The King of New York d'Abel Ferrara (1990), en DVD chez Carlotta, n'a rien perdu de sa force. Christopher Walken y est épatant de sobriété sans perdre une once d'énergie cathartique. Le bien et le mal y sont retournés comme des gants.
Polar plus récent, Hodejegerne (Headhunters) du norvégien Morten Tyldum (2011), sur un scénario de Jo Nesbø, est palpitant et plein de rebondissements.
Alpeis (Alpes) est le troisième film (2011) de Yórgos Lánthimos qui avait réalisé le bouleversant Canine. Avec un scénario aussi original, heureusement moins éprouvant, le cinéaste grec continue de nous étonner. Les membres d'une société secrète, apprentis acteurs du réel, offrent leurs services à des familles en deuil pour remplacer les défunts selon des règles draconiennes...
J'avais ajouté ici un couplet sur Cosmopolis et Holy Motors, mais vu la longueur de ce billet je le reporte à demain.

Suivent quelques films agréables comme L'enfant d'en haut d'Ursula Meier (2012) qui avait signé Home. J'écris agréables, parce que nous avons eu du plaisir à les regarder, mais ce sont des films qui reflètent la dureté sociale et économique de notre époque. Il en va ainsi du dernier des frères Dardenne, Le gamin au vélo (2011). Dans ce registre, De bon matin de Jean-Marc Moutoux, lourd et prévisible, n'a hélas pas la force de Violence des échanges en milieu tempéré.
Excellente surprise, par contre, avec L'ordre et la morale de Mathieu Kassovitz (2011) sur la prise d'otages d'Ouvéa en Nouvelle Calédonie. Aucune démonstration d'hémoglobine, mais un film politique sévère et remarquablement monté, probablement le meilleur de son auteur, révélation d'un scandale étouffé de l'armée française comme on croit que seuls les Américains osent le faire. On comprend mieux la cabale dont il a été victime et la colère de Kassovitz.
J'ai regardé l'excellent thriller inuït On The Ice de Andrew Okpeaha MacLean (2011) le même soir que le suspense baleinier à l'eau de rose Big Miracle (Miracle en Alaska) de Ken Kwapis (2012).

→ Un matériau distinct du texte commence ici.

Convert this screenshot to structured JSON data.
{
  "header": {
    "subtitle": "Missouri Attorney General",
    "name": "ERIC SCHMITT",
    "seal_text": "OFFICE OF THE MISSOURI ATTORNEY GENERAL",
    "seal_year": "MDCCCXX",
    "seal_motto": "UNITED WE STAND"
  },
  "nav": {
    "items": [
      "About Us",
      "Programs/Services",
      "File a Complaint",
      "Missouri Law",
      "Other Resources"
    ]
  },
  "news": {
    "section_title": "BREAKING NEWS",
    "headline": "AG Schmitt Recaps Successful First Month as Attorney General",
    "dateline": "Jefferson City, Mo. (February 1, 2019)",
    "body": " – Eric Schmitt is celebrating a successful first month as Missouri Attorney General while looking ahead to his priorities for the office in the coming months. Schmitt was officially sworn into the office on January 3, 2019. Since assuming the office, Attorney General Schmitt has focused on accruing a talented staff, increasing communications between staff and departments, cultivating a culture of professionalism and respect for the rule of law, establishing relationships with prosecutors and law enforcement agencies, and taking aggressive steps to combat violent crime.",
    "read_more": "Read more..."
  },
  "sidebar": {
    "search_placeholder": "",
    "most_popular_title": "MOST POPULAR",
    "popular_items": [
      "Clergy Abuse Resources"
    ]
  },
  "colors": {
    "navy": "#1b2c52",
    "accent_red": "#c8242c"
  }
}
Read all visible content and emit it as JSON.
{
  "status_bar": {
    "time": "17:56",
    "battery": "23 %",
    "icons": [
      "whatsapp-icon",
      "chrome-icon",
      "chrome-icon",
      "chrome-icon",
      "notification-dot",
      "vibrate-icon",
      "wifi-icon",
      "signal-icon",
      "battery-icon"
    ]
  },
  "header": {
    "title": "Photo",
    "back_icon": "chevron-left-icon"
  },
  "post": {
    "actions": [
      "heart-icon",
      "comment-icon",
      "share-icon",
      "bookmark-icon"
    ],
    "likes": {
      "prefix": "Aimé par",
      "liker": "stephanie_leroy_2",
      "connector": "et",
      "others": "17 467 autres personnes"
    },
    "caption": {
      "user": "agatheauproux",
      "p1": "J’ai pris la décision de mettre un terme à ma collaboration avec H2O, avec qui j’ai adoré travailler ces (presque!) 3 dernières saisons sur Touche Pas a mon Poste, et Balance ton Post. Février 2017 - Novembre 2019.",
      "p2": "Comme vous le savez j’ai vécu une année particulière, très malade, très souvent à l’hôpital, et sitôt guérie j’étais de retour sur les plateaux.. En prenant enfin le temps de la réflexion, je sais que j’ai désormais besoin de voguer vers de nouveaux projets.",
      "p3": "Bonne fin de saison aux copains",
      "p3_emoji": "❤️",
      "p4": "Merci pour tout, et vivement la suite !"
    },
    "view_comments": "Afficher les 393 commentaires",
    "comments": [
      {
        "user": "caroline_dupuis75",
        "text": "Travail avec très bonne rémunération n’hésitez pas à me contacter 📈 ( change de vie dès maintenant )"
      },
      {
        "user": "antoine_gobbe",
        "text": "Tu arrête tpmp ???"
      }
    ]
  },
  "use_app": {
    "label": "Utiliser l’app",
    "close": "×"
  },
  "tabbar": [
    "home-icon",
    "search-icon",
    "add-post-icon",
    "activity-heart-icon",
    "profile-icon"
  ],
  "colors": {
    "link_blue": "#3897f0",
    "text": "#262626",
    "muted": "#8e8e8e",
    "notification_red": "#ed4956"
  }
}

À l'entr'acte j'ai dégusté deux boules de glace de l'inégalable Berthillon !
Sympathique hommage familial, bien qu'assez pervers à y regarder de près, de Mathieu Demy avec Americano (2011).
La comédie L'amour dure trois ans de Frédéric Beigbeder (2012) se laisse voir parce qu'elle est dans l'air du temps.
La vie d'une autre de Sylvie Testud (2012) ne laisse pas un souvenir impérissable, l'amnésie de Juliette Binoche étant peut-être contagieuse, mais c'était chouette.
Dark Horse (2011) n'est pas le meilleur de Todd Solondz, mais c'est tout de même un jalon de plus dans sa chronique dépressive de l'Amérique.
Le quai des brumes de Marcel Carné (1938) va ressortir au cinéma grâce à une restauration époustouflante de l'éditeur Carlotta. Dialogues formidables de Prévert. Le réalisme poétique au service du mélo. "T'as de beaux yeux, tu sais ?"

Tous ces films ont le mérite de ne pas être horripilants contrairement à Starbuck de Ken Scott (2012) qui ne tient pas la distance malgré une idée marrante, le lourdingue 38 témoins de Lucas Belvaux (2011), les étirés D'amour et d'eau fraîche d'Isabelle Czajka (2010) ou 17 filles de Delphine et Muriel Coulin (2010) qui n'en finissent pas de filmer leurs héroïnes pendant qu'elles réfléchissent, le vicieux Etz Limon (Les citronniers) d'Eran Riklis (2008) qui, sous couvert d'ouverture, est aussi machiste que pro-israélien, toute demie mesure faisant le jeu du colonialisme.
Double déception avec le saignant The Countess (La Comtesse) de Julie Delpy (2009) dont je venais de voir Two Days in New York (2012), bien mieux qu'on en a parlé, et avec Two days in Paris réalisé selon le même schéma avec nombreux acteurs communs cinq ans plus tôt. J'ai préféré de loin les romances Before Sunrise (1995) et Before Sunset (2004) de Richard Linklater, tournés à dix ans d'intervalle avec l'actrice et Ethan Hawke.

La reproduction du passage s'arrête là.